39 professors wrestle with DC statehood and the 23rd Amendment
With the Senate Homeland Security and Governmental Affairs Committee holding hearings today on S. 51, a bill to turn most of the nation’s capital into our 51st state, it’s no surprise that exactly one month after the House passed a similar bill on a straight party-line vote, 39 scholars sent congressional leaders a letter explaining why a constitutional amendment will not be required, contrary to what many others have long thought, including Justice Departments since the time of Attorney General Robert Kennedy.
Signed mostly by law professors, the letter claims that Congress can create this new state from the present District of Columbia, leaving the capital as a tiny enclave around the National Mall, as if the District were not constitutionally mandated to be the seat of the federal government under Article I but were territory from which to create new states under Article IV. And they claim that Maryland’s consent will not be needed, as if Maryland in 1791 would have ceded the land for the purpose of creating a new state, even as its legislation effecting the cession stated expressly that it was done pursuant to Article I’s mandate.

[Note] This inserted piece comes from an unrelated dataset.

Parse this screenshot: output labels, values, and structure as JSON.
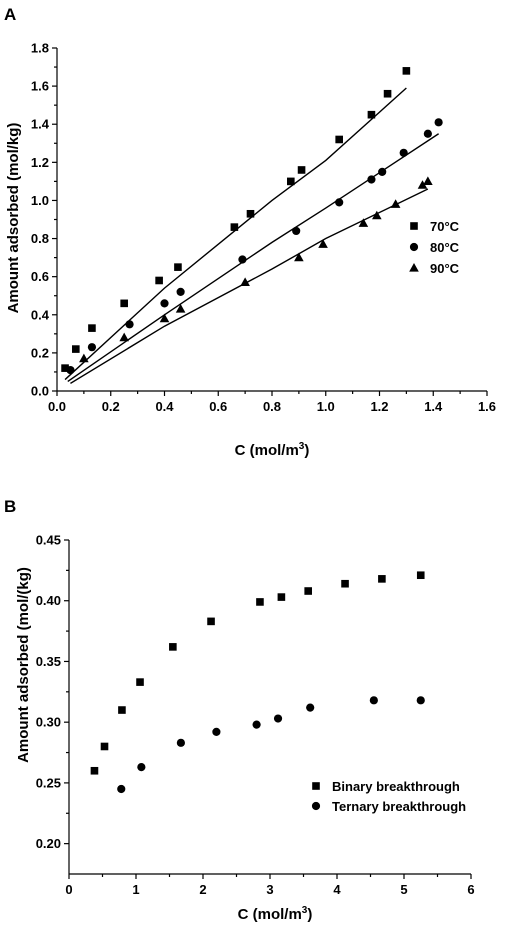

But the letter focuses especially on the troublesome 23rd Amendment. Ratified in 1961, it gives the District three Electoral College votes “[as] if it were a State.” The problem is that there will still be some residents in this tiny enclave, including the first family, and they will have outsized influence on presidential elections. Yet their voting rights, guaranteed by the amendment, cannot be taken away by mere statute. The bill provides for “expedited procedures” for repealing the amendment, but that’s a longshot, given the ratification hurdles, so it also provides for repealing the statutory provision that enables residents to vote.
That, of course, would amount practically to extinguishing the enclave’s residents’ right to vote, so we have a problem here — and the letter airs the scholar’s disagreement about how to solve it. One camp reads the 23rd Amendment as self-enforcing and therefore as mandating the appointment of electors. The other reads it as requiring enabling legislation and so, absent that, there’s no way for those residents to vote — and those scholars appear perfectly happy with that result. Indeed, they claim that because the residents are few, they would not have standing to sue; moreover, this bill provides that they can vote in their last “state” of residence, which of course would little avail life-long District residents.
But even if the self-enforcement argument were accepted, the letter continues, and the District were required to appoint electors “in such manner as the Congress may direct,” as the amendment reads, both camps claim that Congress could replace the current law, which mandates that electors vote in accordance with the outcome of the District’s popular vote, with one that mandates that they vote in other ways: in favor of the ticket that got the most Electoral College votes nationwide, for example; or for the winner of the national popular vote. In other words, these scholars read “manner” as referring not simply to procedures needed to execute voting but to legislation allowing Congress to direct electors how to vote.
The current statute does that too, but it’s perfectly consistent with the whole point of the 23rd Amendment — to enable District voters to choose electors pledged to their preferred ticket. Congress surely can’t direct voters how to vote. But neither could Congress direct electors how to vote, except as a reflection of the popular vote in the jurisdiction. Otherwise the amendment would amount to nothing.
Yet that’s precisely what the scholars’ two examples come to. Thus, if District voters went overwhelmingly for the Democrat ticket’s electors, while in the rest of the country the Republican ticket got the most Electoral College votes or won the national popular vote, the District’s voters would effectively count for nothing, for the electors they selected would be required to ignore how they voted. That would surely raise constitutional issues. It’s one thing to bind electors to vote in the Electoral College in accordance with the outcome of the popular vote in their own state (or in the District), quite another to bind them to vote in accordance with the overall vote of the Electoral College or the national popular vote.
Let’s be clear, what we have here, like the ongoing movement by many to create a National Popular Vote Interstate Compact, is a small corner of the larger movement to nationalize elections; to reduce the role of the Electoral College; more broadly to reduce the role of states in our federal system; and, at bottom, to convert the nation from a constitutional republic to a nationwide majoritarian democracy, precisely what the Constitution’s Framers sought to avoid, and for good reason: individual liberty.
Roger Pilon holds the Cato Institute’s B. Kenneth Simon Chair in Constitutional Studies. He is testifying against S. 51.